はじめまして、まとい2年のもりふじと申します。(少し順番が前後してます)ちょうど先日、愛してやまない奈良県で歴史に残る悲しい事件が起きてしまいました。「Nara」の名前がこのような形で世界中に広まってしまったことはとても残念です。あんなに長閑で暖かい場所、他にないのに、、。

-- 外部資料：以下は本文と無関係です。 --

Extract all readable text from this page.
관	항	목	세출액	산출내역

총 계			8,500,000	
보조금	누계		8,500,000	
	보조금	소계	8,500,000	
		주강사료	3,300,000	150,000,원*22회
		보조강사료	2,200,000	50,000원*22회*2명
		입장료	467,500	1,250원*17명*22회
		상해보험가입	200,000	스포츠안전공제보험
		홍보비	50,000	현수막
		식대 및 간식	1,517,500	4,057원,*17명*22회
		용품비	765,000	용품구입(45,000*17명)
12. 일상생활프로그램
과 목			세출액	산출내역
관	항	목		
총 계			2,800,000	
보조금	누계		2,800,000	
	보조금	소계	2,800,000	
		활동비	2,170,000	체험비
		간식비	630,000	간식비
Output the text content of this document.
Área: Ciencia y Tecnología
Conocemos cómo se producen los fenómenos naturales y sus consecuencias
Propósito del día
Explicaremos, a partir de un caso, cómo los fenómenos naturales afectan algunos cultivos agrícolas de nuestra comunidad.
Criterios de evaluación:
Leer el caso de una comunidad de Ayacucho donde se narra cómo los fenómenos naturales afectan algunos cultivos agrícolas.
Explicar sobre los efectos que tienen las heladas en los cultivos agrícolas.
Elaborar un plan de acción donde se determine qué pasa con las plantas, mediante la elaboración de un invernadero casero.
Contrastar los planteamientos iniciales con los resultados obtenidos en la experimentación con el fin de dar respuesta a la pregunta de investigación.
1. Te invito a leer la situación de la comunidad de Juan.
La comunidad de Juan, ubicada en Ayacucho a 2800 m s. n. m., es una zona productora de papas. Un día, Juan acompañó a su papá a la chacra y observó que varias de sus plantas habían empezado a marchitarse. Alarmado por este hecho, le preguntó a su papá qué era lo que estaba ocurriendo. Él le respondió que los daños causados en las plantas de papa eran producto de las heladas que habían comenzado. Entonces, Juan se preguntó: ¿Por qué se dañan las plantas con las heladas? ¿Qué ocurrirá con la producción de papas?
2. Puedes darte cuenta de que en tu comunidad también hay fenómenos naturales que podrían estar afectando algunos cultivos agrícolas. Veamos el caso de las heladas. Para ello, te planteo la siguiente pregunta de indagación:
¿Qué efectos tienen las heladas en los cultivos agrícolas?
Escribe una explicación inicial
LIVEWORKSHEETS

今回は学生団体まといの紹介も兼ね、「関係人口」についてのお話ができればと思います。まといの団体としての目的の一つに、下北山村と大学生をつなぐことが挙げられます。総務省のサイトでは「移住した定住人口でもなく、観光に来た交流人口でもない、地域と多様に関わる人々」(総務省「関係人口ポータルサイト」より)と説明されていますが、一体なぜ関係人口が注目されているのでしょうか。僕個人として考えた重要性を共有します。

山古志集落のデジタル村民

つい先日の新聞に、新潟県の山古志という集落で行われている取り組みが紹介されていました。自治体と民間団体がバーチャル空間で仮想の住民票を発行し、「デジタル村民」の称号を得た外部の人間が、集落の未来について本気で考えたり、資金援助を行なっているというのです。彼らは何故わざわざ住んでもいない地域のためにそんなことをしようと思えるのか、少し考えてみました。

山古志集落の田園風景

日本には何世紀も続く文化・美しい自然・暖かいコミュニティなど、様々な魅力を持った地域で溢れています。その一方で、そういった地域に憧れを抱いて関わりを持ちたいと考える人達もたくさんいます。つまりは、「地域とつながりたい人達」と「魅力的な地域」の需要と供給の関係は既に成り立っているといえます。しかし現状、地方への転入があまり進んでいないのは「地域に関わりたい人間がその場所に移住する」という取引のコスト(精神的・身体的・時間的負担も含む)が高すぎることに起因します。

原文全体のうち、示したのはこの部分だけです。